Underneath this concern is an objective social one about what makes good lives and how can we increase the number of us leading them. The distance some of us are from any reasonable notion of good life is obvious – often for unavoidably visible reasons which invoke the notional danger of "othering" (see Lyn Bender's nice review of these challenges here). The visible reasons -liked poverty, disability… - are accompanied by less visible incapacities of all kinds (hidden injuries of class, family history, etc.) which are not going to be repaired or often even vaguely ameliorated by a little good giving.

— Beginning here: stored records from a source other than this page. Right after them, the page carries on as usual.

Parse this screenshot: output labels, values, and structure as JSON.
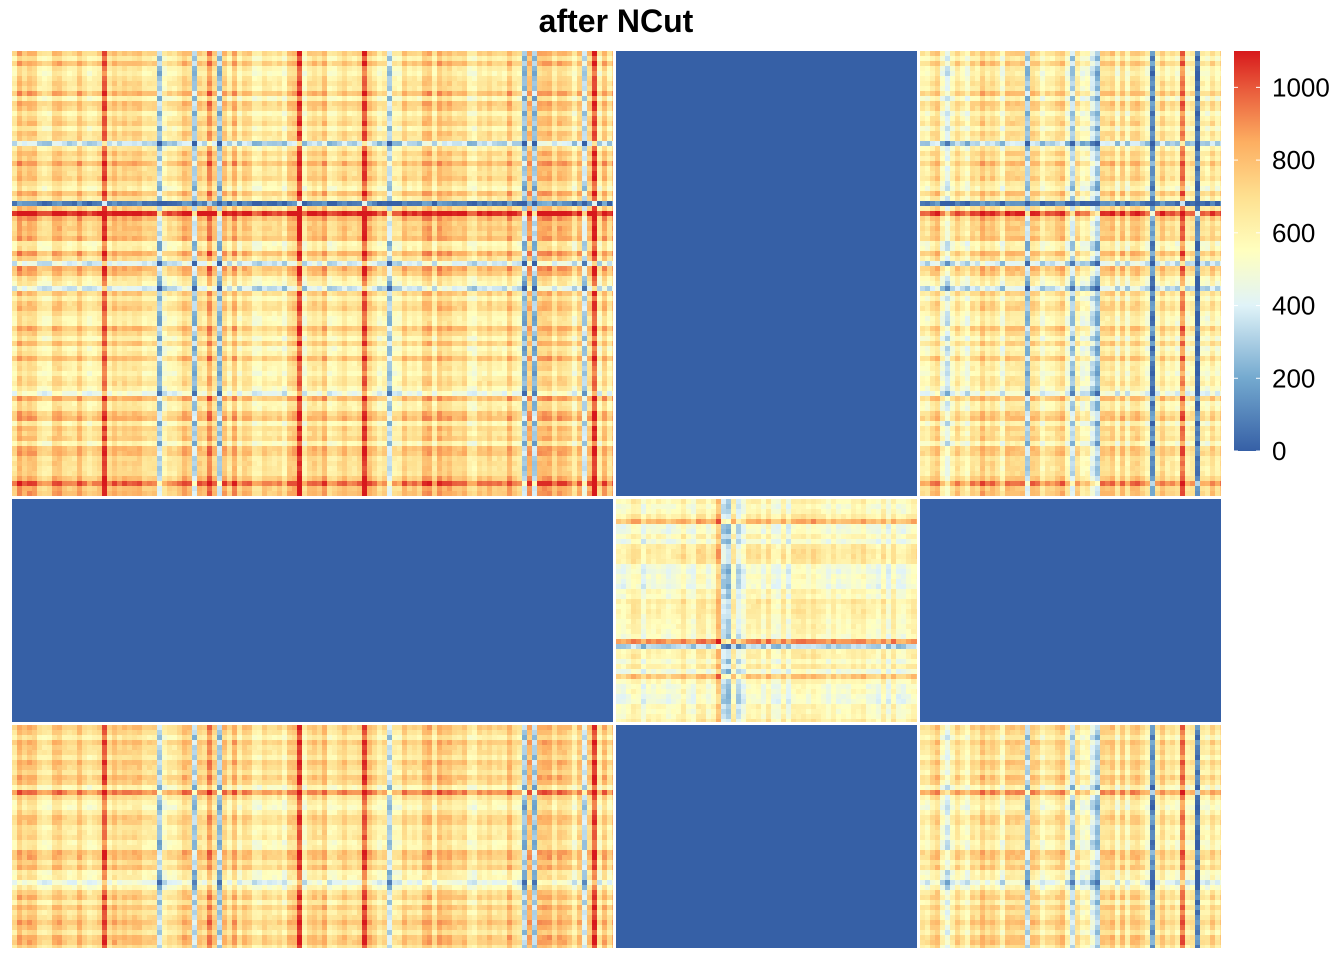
{
  "chart_data": {
    "type": "heatmap",
    "title": "after NCut",
    "xlabel": "",
    "ylabel": "",
    "color_scale": {
      "min": 0,
      "max": 1100,
      "stops": [
        {
          "value": 0,
          "color": "#3660a6"
        },
        {
          "value": 200,
          "color": "#74a9cf"
        },
        {
          "value": 400,
          "color": "#e0f3f8"
        },
        {
          "value": 550,
          "color": "#ffffbf"
        },
        {
          "value": 700,
          "color": "#fee090"
        },
        {
          "value": 850,
          "color": "#fdae61"
        },
        {
          "value": 1000,
          "color": "#e8583a"
        },
        {
          "value": 1100,
          "color": "#d7191c"
        }
      ]
    },
    "legend_ticks": [
      0,
      200,
      400,
      600,
      800,
      1000
    ],
    "legend_placement": "right",
    "cluster_fractions": [
      0.5,
      0.25,
      0.25
    ],
    "blocks": [
      {
        "row_cluster": 1,
        "col_cluster": 1,
        "mean": 700,
        "pattern": "high"
      },
      {
        "row_cluster": 1,
        "col_cluster": 2,
        "mean": 0,
        "pattern": "zero"
      },
      {
        "row_cluster": 1,
        "col_cluster": 3,
        "mean": 650,
        "pattern": "high"
      },
      {
        "row_cluster": 2,
        "col_cluster": 1,
        "mean": 0,
        "pattern": "zero"
      },
      {
        "row_cluster": 2,
        "col_cluster": 2,
        "mean": 550,
        "pattern": "medium"
      },
      {
        "row_cluster": 2,
        "col_cluster": 3,
        "mean": 0,
        "pattern": "zero"
      },
      {
        "row_cluster": 3,
        "col_cluster": 1,
        "mean": 680,
        "pattern": "high"
      },
      {
        "row_cluster": 3,
        "col_cluster": 2,
        "mean": 0,
        "pattern": "zero"
      },
      {
        "row_cluster": 3,
        "col_cluster": 3,
        "mean": 640,
        "pattern": "high"
      }
    ]
  }
}
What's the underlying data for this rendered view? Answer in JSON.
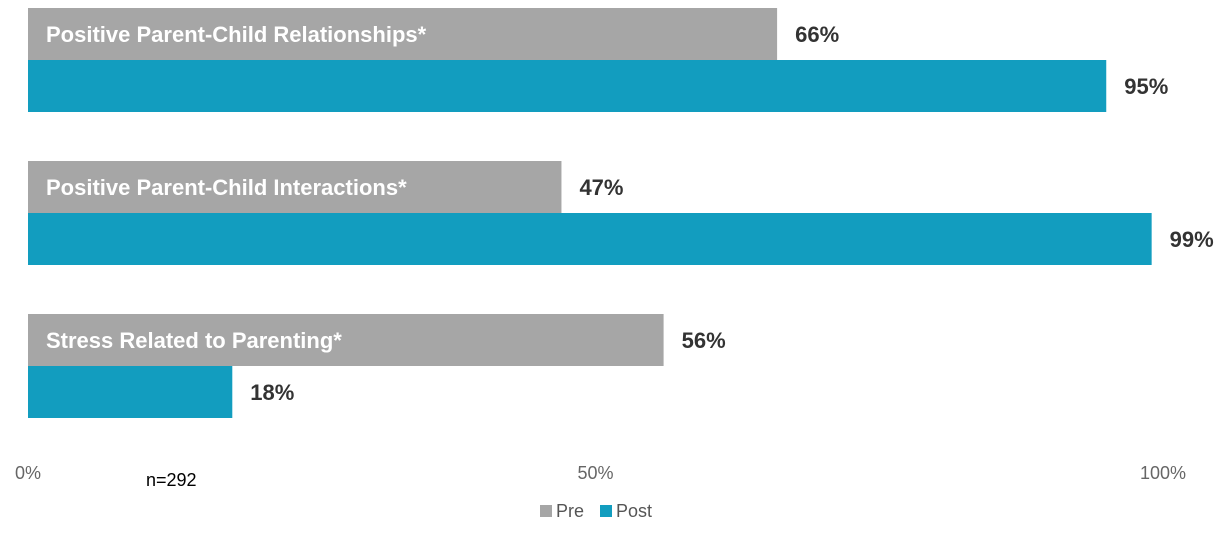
{
  "chart_data": {
    "type": "bar",
    "orientation": "horizontal",
    "categories": [
      "Positive Parent-Child Relationships*",
      "Positive Parent-Child Interactions*",
      "Stress Related to Parenting*"
    ],
    "series": [
      {
        "name": "Pre",
        "values": [
          66,
          47,
          56
        ],
        "labels": [
          "66%",
          "47%",
          "56%"
        ],
        "color": "#a6a6a6"
      },
      {
        "name": "Post",
        "values": [
          95,
          99,
          18
        ],
        "labels": [
          "95%",
          "99%",
          "18%"
        ],
        "color": "#129dbf"
      }
    ],
    "xlim": [
      0,
      100
    ],
    "x_ticks": [
      "0%",
      "50%",
      "100%"
    ],
    "grid": false,
    "legend_position": "bottom"
  },
  "note": "n=292"
}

Guaranteed continuous giving strategy
Another acquaintance adopted the strategy of guaranteed continuous giving to the same needy person she encountered daily on the way to work, and no giving to others in need on the same trip. This approach was a partial fiscal adoption. It went on at a rate of $15 a day for some years. My acquaintance noticed the person had not been around for a while and eventually ran into her looking a whole lot better. She asked what the other had done with the daily gift and heard that it had provided a foundation on which to build a new life and kept her child in school because she was settled enough to ensure daily attendance.

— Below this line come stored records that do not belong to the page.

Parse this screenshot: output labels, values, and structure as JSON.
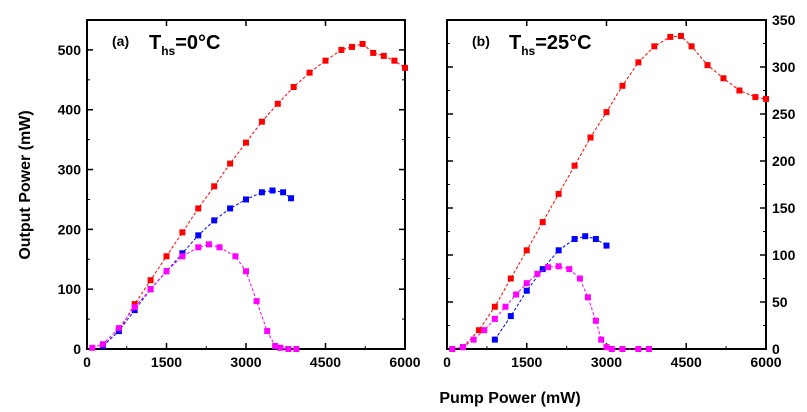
{
  "chart_data": [
    {
      "type": "scatter",
      "panel_label": "(a)",
      "temperature": {
        "symbol": "T",
        "subscript": "hs",
        "value": "=0°C"
      },
      "ylabel": "Output Power (mW)",
      "xlim": [
        0,
        6000
      ],
      "ylim": [
        0,
        550
      ],
      "xticks": [
        0,
        1500,
        3000,
        4500,
        6000
      ],
      "yticks": [
        0,
        100,
        200,
        300,
        400,
        500
      ],
      "y_axis_side": "left",
      "series": [
        {
          "color": "#ff0000",
          "marker": "square",
          "x": [
            300,
            600,
            900,
            1200,
            1500,
            1800,
            2100,
            2400,
            2700,
            3000,
            3300,
            3600,
            3900,
            4200,
            4500,
            4800,
            5000,
            5200,
            5400,
            5600,
            5800,
            6000
          ],
          "y": [
            5,
            30,
            75,
            115,
            155,
            195,
            235,
            272,
            310,
            345,
            380,
            410,
            438,
            462,
            482,
            500,
            505,
            510,
            495,
            490,
            482,
            470
          ]
        },
        {
          "color": "#0000ff",
          "marker": "square",
          "x": [
            300,
            600,
            900,
            1200,
            1500,
            1800,
            2100,
            2400,
            2700,
            3000,
            3300,
            3500,
            3700,
            3850
          ],
          "y": [
            5,
            30,
            65,
            100,
            130,
            160,
            190,
            215,
            235,
            250,
            262,
            265,
            262,
            252
          ]
        },
        {
          "color": "#ff00ff",
          "marker": "square",
          "x": [
            100,
            300,
            600,
            900,
            1200,
            1500,
            1800,
            2100,
            2300,
            2500,
            2800,
            3000,
            3200,
            3400,
            3550,
            3650,
            3800,
            3950
          ],
          "y": [
            2,
            8,
            35,
            70,
            100,
            130,
            155,
            170,
            175,
            170,
            155,
            130,
            80,
            30,
            5,
            2,
            0,
            0
          ]
        }
      ]
    },
    {
      "type": "scatter",
      "panel_label": "(b)",
      "temperature": {
        "symbol": "T",
        "subscript": "hs",
        "value": "=25°C"
      },
      "xlim": [
        0,
        6000
      ],
      "ylim": [
        0,
        350
      ],
      "xticks": [
        0,
        1500,
        3000,
        4500,
        6000
      ],
      "yticks": [
        0,
        50,
        100,
        150,
        200,
        250,
        300,
        350
      ],
      "y_axis_side": "right",
      "series": [
        {
          "color": "#ff0000",
          "marker": "square",
          "x": [
            300,
            600,
            900,
            1200,
            1500,
            1800,
            2100,
            2400,
            2700,
            3000,
            3300,
            3600,
            3900,
            4200,
            4400,
            4600,
            4900,
            5200,
            5500,
            5800,
            6000
          ],
          "y": [
            2,
            20,
            45,
            75,
            105,
            135,
            165,
            195,
            225,
            252,
            280,
            305,
            322,
            332,
            333,
            322,
            302,
            288,
            275,
            268,
            266
          ]
        },
        {
          "color": "#0000ff",
          "marker": "square",
          "x": [
            900,
            1200,
            1500,
            1800,
            2100,
            2400,
            2600,
            2800,
            3000
          ],
          "y": [
            10,
            35,
            62,
            85,
            105,
            117,
            120,
            117,
            110
          ]
        },
        {
          "color": "#ff00ff",
          "marker": "square",
          "x": [
            100,
            300,
            500,
            700,
            900,
            1100,
            1300,
            1500,
            1700,
            1900,
            2100,
            2300,
            2500,
            2650,
            2800,
            2900,
            3000,
            3100,
            3300,
            3600,
            3800
          ],
          "y": [
            0,
            2,
            10,
            20,
            32,
            45,
            58,
            70,
            80,
            87,
            88,
            85,
            75,
            55,
            30,
            10,
            2,
            0,
            0,
            0,
            0
          ]
        }
      ]
    }
  ],
  "shared": {
    "xlabel": "Pump Power (mW)"
  }
}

Counterpoint: the accordionist with recorded accompaniment on a Paris Metro. I felt trapped on his arrival, knowing that an unavoidable request for money was coming, so was ill-disposed towards him before he started. More commercial versions of this tactic are the wandering musicians or their candid photographer colleagues in certain types of restaurants.


Trapped and relieved
His play was actually notably good with a suitable selection of tunes for an enclosed space and an unintended audience. A few others were tapping to the beat, and I resisted with effort myself, knowing the movement would be a tell for a prize I wasn't offering at the moment. When he stopped and came around with a worn cup one of my co-riders noted that he was better than average and that all wandering players were actually field tested for quality by the authorities. This moved me to reconsider and I drew out a 2 Euro coin and offered it to warm thanks (the average offer seemed less than a Euro).


Shame and giving
Looking back, I imagine that some of the size of my offer was compensation (self-punishment?) for my initial recalcitrance / reluctance to engage. Only I knew this thinking at the time, so the negotiation was entirely internal, except as it was infected with the potential shame(s) of my public exposure for so thinking. This is perhaps the other within me, a companion and competitor ever present to my daily activities. My other is often most present when real others are present, eliciting one facet or another of my being in the world.

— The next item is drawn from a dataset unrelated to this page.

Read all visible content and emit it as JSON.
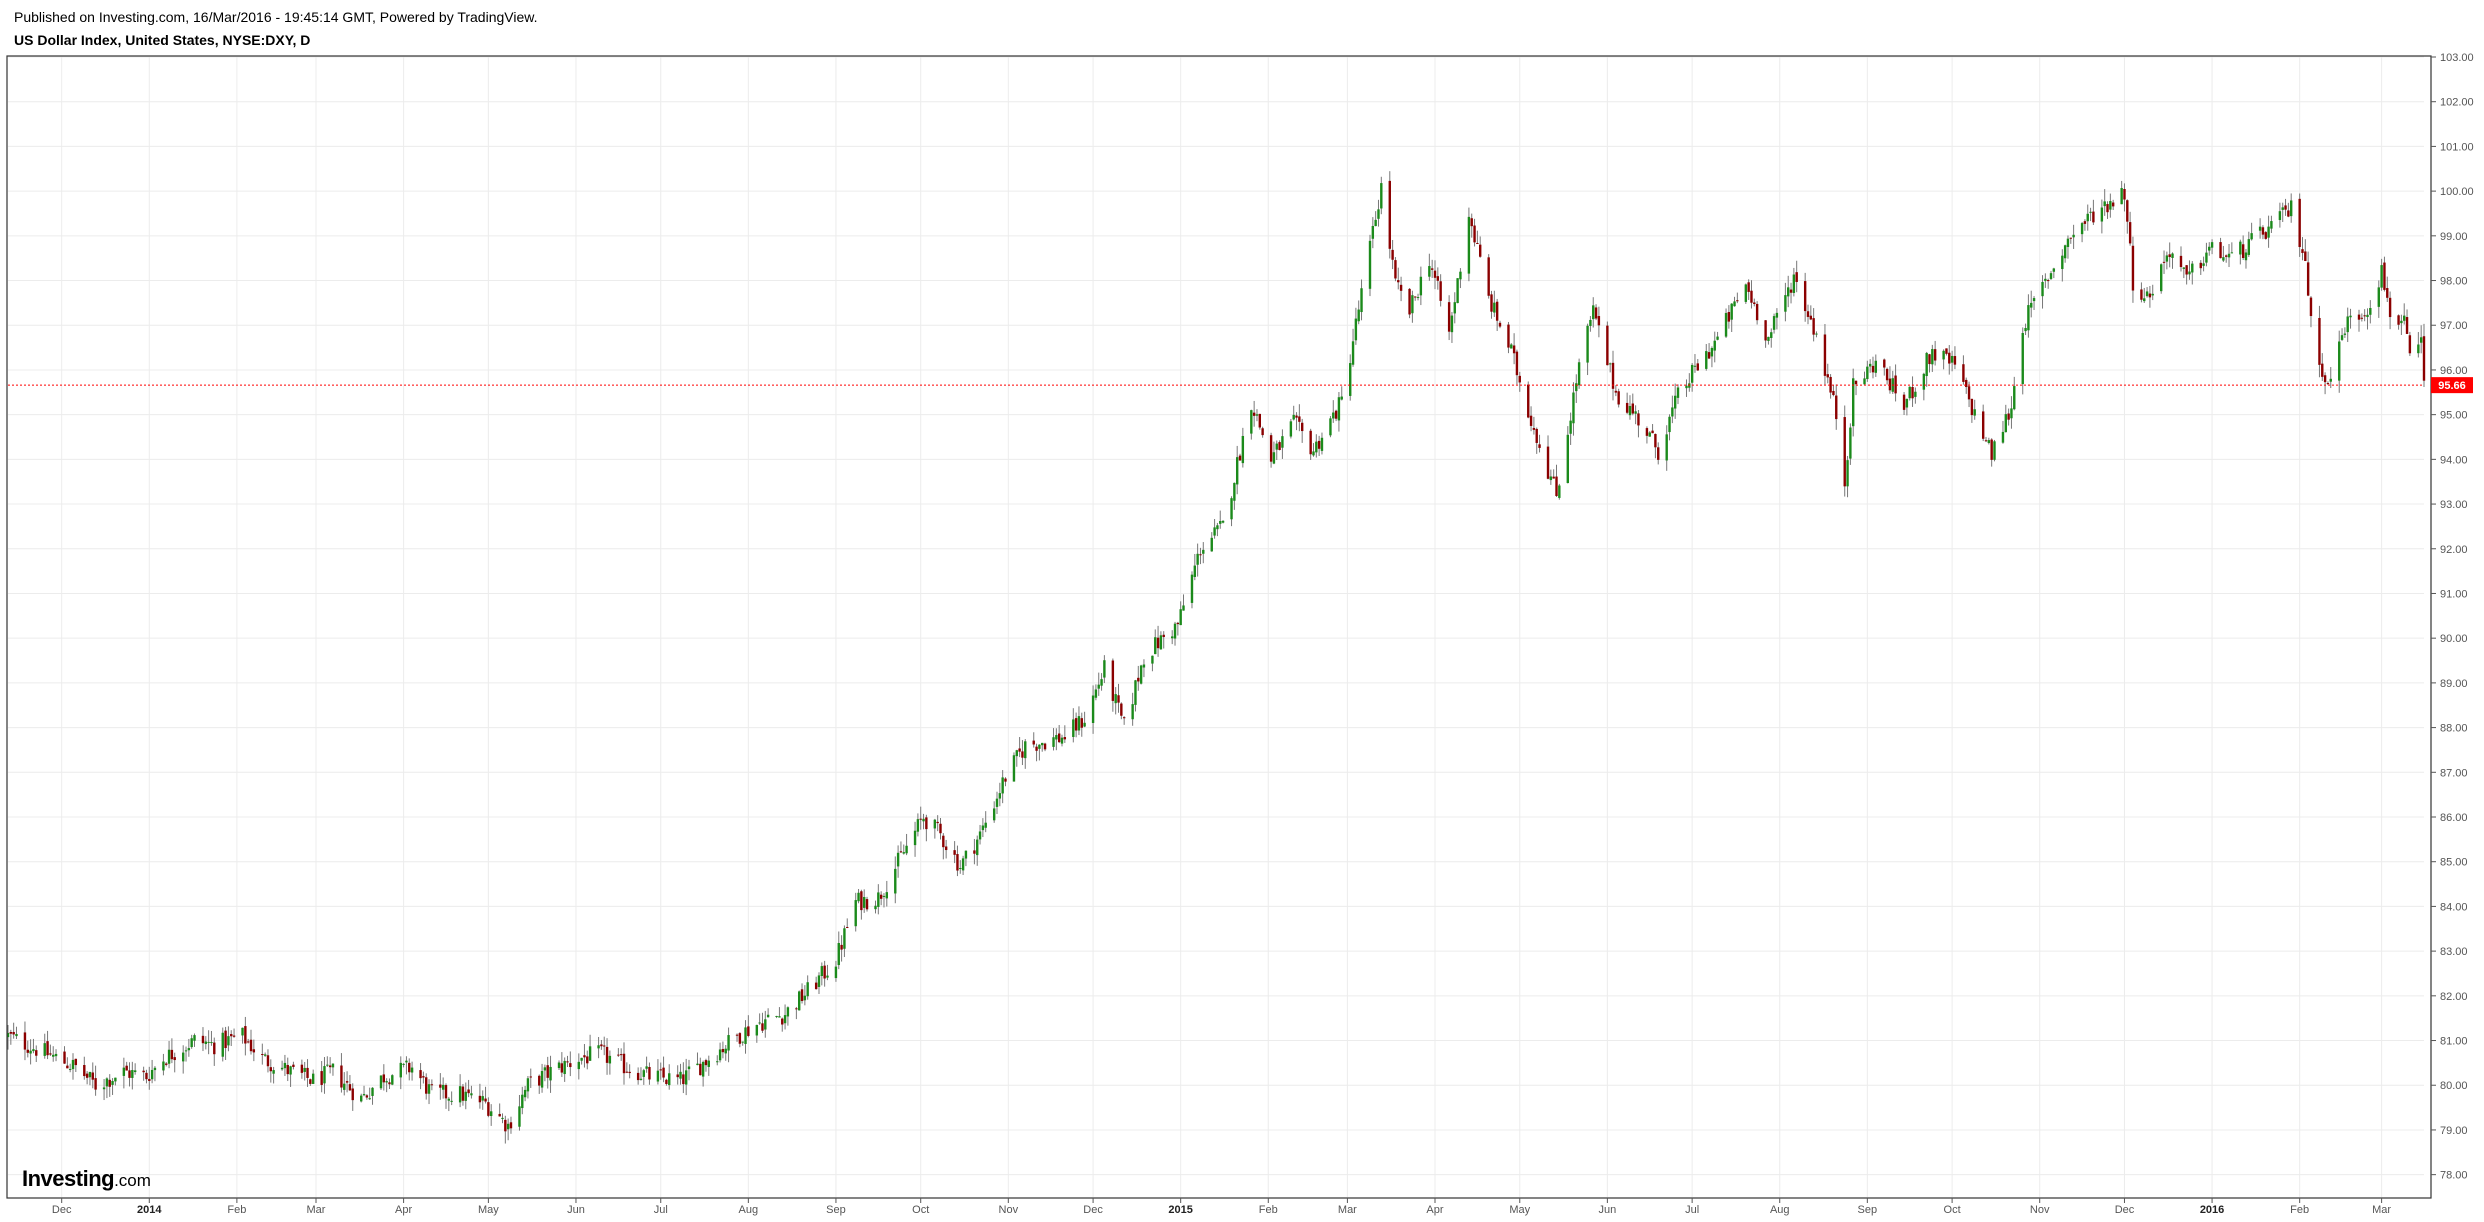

I'm guessing now that I will try to work on doing little goods less conflictedly. Then I might see more clearly what mixture of thought/feeling is really occurring and build thereon a more effective contribution to decreasing the numbers and varieties of challenging others for me and them. I have to clarify my otherness to get there. I know for sure there are some others I do not want to be (nor could I be) and for these the struggle is political. For example, there's a shift of view in OECD and US policy thinking (Krugman) towards making the unemployed responsible for their joblessness by cutting off benefits. This raises once again an underlying individualist mantra – you are responsible for your fate, even if you are not!! But the policy argument is fiscal.


For me the struggle is to engage personally, which could include policy struggle but cannot be achieved by that alone.




*Not really such; we don't have a word I can find for a reasonably presented, but slightly down, usually male person who's acting out of desperate need.